If you're planning to move long distance, you know that selling or donating the really big, bulky furniture can save you money and grief during the move. But should you extend that to all of your furniture, rather than just the big things? Sometimes you can get the answer by looking at the item itself, while other times, the circumstances surrounding your move can dictate whether the pieces of furniture are expendable.

Cost and Condition

Costwise, it can be a wash, as the money you'd save by dumping every single piece of your furniture before the move would just go toward buying new furniture at the new location. Dumping the really big, really old stuff first can pay off in the end because you'd be able to get new items that would last a long time. But dumping every last piece can quickly whittle away at any savings because a lot of those little things, like night stands and desks, don't take up much room to begin with in the moving truck.
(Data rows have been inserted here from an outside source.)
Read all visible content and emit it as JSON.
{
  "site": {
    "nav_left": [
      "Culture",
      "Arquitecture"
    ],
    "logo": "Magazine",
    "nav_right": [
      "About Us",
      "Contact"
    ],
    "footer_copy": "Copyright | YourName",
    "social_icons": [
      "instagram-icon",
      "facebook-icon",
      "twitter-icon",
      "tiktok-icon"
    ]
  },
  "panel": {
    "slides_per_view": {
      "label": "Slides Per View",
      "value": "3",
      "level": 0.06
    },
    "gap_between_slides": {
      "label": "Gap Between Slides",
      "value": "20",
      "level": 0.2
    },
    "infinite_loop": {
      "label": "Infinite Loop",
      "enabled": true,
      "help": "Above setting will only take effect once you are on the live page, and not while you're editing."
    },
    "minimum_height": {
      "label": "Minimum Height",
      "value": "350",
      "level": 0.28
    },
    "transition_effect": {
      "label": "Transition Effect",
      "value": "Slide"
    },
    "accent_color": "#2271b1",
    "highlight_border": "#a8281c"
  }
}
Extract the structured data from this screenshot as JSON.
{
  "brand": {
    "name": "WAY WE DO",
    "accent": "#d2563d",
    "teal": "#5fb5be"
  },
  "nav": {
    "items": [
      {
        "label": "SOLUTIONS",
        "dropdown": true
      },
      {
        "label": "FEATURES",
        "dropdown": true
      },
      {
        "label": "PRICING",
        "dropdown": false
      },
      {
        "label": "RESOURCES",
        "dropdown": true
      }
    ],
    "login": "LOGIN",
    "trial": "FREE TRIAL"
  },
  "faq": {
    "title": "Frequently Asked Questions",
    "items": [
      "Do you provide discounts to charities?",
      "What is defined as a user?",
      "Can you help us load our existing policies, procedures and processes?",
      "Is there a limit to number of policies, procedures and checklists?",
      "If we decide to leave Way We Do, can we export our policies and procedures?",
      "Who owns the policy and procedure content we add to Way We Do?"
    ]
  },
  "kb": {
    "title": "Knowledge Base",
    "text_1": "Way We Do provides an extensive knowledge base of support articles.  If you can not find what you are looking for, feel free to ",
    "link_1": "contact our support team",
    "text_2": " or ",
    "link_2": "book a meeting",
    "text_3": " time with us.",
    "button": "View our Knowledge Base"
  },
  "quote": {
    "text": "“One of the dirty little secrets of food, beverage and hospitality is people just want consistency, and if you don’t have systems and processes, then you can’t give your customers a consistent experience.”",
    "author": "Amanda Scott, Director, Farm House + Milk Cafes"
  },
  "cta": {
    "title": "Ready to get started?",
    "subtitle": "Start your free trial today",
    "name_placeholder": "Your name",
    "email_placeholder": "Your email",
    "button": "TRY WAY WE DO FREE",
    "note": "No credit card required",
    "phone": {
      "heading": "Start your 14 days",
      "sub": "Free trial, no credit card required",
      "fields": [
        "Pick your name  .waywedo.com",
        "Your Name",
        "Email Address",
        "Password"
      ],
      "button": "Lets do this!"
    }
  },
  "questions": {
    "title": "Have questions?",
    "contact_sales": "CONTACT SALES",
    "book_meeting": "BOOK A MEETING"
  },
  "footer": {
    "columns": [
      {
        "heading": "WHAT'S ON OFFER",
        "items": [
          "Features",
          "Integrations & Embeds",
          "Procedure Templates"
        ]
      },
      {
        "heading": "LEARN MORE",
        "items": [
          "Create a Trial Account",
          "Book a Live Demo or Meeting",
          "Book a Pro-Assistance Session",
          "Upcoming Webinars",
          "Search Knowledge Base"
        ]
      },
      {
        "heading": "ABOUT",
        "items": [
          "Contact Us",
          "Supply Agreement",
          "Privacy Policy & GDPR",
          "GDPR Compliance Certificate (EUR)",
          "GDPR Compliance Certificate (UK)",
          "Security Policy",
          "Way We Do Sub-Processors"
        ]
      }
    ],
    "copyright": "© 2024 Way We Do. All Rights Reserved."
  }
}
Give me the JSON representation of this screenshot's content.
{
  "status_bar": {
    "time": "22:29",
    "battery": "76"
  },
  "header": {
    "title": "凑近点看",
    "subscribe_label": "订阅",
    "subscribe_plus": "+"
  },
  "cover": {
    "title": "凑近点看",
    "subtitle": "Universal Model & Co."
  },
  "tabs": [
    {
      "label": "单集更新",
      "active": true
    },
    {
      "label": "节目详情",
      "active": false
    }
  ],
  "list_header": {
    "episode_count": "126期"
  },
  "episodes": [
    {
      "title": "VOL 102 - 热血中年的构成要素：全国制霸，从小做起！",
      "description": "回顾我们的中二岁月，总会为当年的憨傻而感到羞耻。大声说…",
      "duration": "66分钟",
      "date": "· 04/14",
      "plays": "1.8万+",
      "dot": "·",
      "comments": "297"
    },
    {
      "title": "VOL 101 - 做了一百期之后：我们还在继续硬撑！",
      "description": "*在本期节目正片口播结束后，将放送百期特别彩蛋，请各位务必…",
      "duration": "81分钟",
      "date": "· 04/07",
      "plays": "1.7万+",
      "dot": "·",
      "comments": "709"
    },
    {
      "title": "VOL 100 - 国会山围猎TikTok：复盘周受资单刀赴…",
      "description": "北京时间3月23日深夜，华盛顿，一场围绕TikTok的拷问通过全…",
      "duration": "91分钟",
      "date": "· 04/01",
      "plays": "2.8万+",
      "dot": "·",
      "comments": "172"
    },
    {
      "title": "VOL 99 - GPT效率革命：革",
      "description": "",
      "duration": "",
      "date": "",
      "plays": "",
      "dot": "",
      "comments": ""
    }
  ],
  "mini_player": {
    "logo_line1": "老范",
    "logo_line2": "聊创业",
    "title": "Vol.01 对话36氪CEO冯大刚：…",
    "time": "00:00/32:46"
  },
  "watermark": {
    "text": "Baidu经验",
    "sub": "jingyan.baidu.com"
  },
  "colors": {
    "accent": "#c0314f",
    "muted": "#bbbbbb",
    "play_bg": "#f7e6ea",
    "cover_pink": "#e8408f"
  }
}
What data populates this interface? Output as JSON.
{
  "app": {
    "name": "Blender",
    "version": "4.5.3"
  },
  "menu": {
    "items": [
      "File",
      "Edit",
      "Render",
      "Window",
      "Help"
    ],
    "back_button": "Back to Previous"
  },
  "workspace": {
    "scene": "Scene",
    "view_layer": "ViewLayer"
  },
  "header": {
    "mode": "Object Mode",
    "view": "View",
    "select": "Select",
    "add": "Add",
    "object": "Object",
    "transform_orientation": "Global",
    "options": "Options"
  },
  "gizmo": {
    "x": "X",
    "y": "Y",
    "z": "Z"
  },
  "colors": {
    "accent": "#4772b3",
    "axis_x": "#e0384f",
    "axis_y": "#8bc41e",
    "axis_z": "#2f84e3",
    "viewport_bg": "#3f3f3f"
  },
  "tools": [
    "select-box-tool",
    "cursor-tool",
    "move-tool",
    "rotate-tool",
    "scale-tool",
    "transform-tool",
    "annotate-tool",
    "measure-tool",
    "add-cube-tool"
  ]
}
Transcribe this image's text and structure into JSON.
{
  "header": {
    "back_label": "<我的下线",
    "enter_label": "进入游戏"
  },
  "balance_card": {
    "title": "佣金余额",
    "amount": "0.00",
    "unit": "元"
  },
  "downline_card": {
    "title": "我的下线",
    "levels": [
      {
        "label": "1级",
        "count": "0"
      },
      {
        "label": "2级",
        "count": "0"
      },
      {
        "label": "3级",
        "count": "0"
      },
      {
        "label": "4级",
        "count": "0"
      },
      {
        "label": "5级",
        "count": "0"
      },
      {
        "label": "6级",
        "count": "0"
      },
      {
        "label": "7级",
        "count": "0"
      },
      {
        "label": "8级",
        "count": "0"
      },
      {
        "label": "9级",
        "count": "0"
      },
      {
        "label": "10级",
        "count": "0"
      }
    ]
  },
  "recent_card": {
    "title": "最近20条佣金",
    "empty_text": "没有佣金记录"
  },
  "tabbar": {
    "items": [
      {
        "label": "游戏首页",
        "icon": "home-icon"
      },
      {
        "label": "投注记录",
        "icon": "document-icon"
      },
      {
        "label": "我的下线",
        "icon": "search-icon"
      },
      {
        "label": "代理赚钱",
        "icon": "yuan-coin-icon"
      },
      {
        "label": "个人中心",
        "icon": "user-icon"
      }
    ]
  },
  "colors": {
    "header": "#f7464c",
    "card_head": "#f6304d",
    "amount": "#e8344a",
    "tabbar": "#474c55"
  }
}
If you've got older pieces, like a big old bed, those are worth selling or donating first. But a small plastic storage cart, for example, is worth taking with you because omitting it isn't going to make much of a dent in your moving bill.

Remoteness

Are you moving to a decently-sized city where finding furniture is a snap? If so, you can afford to leave more furniture behind in your old city. Many big box stores sell furniture pieces that are basic but decent, making refurnishing your home a relatively fast job. But if you're moving somewhere where getting to a furniture store is a multihour drive, taking your old furniture will be much more helpful to you.

Flat-Packing

Items that you can flat-pack and reassemble may be worth keeping, depending on how much of a pain it is to take them apart and put them back together. A desk where you just have to screw in metal legs can be easy to reassemble and worth taking, but a desk where you have to remove every last screw might be more trouble than it's worth, even if you have a power screwdriver.

Uniqueness

Of course, really unique, antique pieces are a special case. That metal bookcase dating from the Depression era? You might not find a lot like those anymore. However, that wood bookcase from your college years that you got at a department store? That, maybe, can be left behind.

Talk to the moving companies that you're going to get quotes from about how moving furniture affects their quotes. There may be certain items that they consider to be real game-changers, adding a significant amount of money to your moving bill.